Méprisant complètement le fait que seul le maître a le droit de décider de la punition d'un serviteur.
Irène se sentit profondément humiliée par la défiance de Roena et fut enragée par la situation où elle dut reculer sous le regard du public. Ce qui la mit le plus en colère fut l'attitude de Roena, comme si elle lui donnait une leçon.
Certains pourraient rejeter de telles situations comme de simples enfantillages et les trouver amusantes. Ils pourraient dire qu'elle en faisait tout un plat pour quelque chose qui aurait pu être simplement ignoré.
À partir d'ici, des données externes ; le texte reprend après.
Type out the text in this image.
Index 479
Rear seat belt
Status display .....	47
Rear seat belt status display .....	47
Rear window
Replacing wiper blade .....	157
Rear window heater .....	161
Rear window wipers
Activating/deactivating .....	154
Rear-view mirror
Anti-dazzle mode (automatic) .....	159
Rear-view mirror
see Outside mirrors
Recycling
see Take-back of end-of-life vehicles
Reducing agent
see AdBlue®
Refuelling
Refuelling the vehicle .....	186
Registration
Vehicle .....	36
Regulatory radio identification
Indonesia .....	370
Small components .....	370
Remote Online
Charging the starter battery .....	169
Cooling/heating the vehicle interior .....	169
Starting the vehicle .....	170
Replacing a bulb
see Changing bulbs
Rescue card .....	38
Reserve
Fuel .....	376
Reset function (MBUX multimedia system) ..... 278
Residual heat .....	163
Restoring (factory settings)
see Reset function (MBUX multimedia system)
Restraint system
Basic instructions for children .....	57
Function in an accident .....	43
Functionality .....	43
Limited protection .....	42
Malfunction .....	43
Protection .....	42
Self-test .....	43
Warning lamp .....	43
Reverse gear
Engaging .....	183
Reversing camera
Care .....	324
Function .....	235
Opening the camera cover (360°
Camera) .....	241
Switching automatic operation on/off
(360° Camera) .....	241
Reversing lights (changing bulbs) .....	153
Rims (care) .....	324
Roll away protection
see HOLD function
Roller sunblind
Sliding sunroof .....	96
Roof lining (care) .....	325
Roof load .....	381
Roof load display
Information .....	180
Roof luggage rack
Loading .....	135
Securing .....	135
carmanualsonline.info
Cependant, ce sont des femmes comme nous qui font avancer la société, et c'est la fierté qui soutient ces femmes. Sans l'honneur noble, cette arme tranchante et mortelle, comment survivre ici ?
« Dame Roena est un peu étrange. Je ne sais pas pourquoi elle pense avoir toujours raison. Parfois, elle devrait respecter l'avis des autres, mais elle ne le fait jamais. Surtout, je ne comprends pas pourquoi elle protège toujours les serviteurs, hommes et femmes, qui commettent des erreurs. Et pas seulement les serviteurs de sa propre famille, mais ceux d'autres familles. Sûrement, vous ne trouvez pas cela gênant, n'est-ce pas ? »
J'acquiesçai. Ravie sans doute par ma réponse, dame Sorin sourit à nouveau.
« Je suis contente que Sissae soit avec nous. C'est comme si nous montrions qu'il y a aussi des gens avec de bonnes pensées dans la famille Bischwartz. »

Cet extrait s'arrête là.